No sabía cómo responder, se veía comprometido a contestar con alguna frase culta, para poder alardear de conocimiento. Querría haberle mentido, querría haberle dicho que la literatura o la filosofía le resultaban interesantes, pero hacía ya mucho tiempo que los libros no le rescataban de la realidad. Finalmente, optó por decir la verdad, no iba a ser juzgado por un espectro.

—Me temo que no. Últimamente dedico todo mi tiempo a dormir, ya que al menos así me obligo a no pensar. Porque me duele.

—¿Pero no ves que hundido, quejándote de que nada te hace feliz, jamás serás capaz de encontrar un motivo para serlo? Muchas veces te olvidas de que solo tienes una vida, y eres lo suficientemente válido como para marcar la de otros con tus descubrimientos o aportaciones, si se llegara a dar el caso.

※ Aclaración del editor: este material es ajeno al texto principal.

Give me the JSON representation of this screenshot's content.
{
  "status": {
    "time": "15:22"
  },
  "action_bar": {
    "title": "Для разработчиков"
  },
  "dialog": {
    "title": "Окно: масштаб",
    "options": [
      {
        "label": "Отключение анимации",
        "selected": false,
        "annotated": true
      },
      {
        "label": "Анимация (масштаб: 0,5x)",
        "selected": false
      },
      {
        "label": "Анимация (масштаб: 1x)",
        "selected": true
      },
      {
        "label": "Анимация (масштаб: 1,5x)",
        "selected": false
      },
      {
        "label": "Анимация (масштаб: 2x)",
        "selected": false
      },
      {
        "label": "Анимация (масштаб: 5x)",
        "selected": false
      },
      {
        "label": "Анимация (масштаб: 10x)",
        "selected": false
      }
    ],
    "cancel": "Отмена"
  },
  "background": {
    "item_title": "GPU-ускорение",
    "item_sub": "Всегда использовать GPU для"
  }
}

Eres muy capaz, tan solo tienes que hurgar dentro de ti y darte cuenta de que para disfrutar de una plácida vida no necesitas dinero, ni fama, sino un cerebro para intentar entender lo que te rodea, y un corazón lo suficientemente grande como para aprender a amarlo. Creo que tienes la suerte de tener ya todo esto, pero por favor, intenta ponerlos en marcha.

—¿Cree que no lo he intentado ya? Llevo años persiguiendo la felicidad, y siempre quise conseguirla a través de la cultura, pero la vida me ha llevado por cauces en los que “la magia del conocimiento” no puede solucionar mis problemas.

—Siento decirte entonces, que has crecido, y que te has dejado llevar por el mundo de los adultos. Aquel que cuando eras un inocente niño juraste destruir. Has perdido la curiosidad que en tu infancia te hacía ser tú, y eso no significa madurar, significa que te has encerrado en una habitación sin ventanas y has decidido mirar al techo. Un verdadero científico no haría eso, “un científico miraría a través del ojo de una cerradura, de la cerradura de la naturaleza, tratando de descubrir lo que está pasando” según Jacques Cousteau. No pienses que me has decepcionado, tan solo te defraudaste a ti mismo, pero aún estás a tiempo de corregirte. Te lo mereces.

En ese momento, La Ciencia desapareció, dejando a la vista la salida del laberinto, iluminada por un foco de luz de confusa procedencia que no dejaba ver lo que se escondía en el exterior. Ivo temblaba. Aún estaba asimilando las palabras de La Música, La Historia y La Ciencia.

¿Por qué ese extraño sueño se sentía tan real? Tras unos momentos, decidió caminar hacia la salida. La luz le cegó, hizo que inconscientemente cerrara los ojos pero, cuando los abrió, se encontraba de nuevo en su cama. Había despertado, y no quería quedarse allí por mucho tiempo. Quizás era el momento de volver a empezar.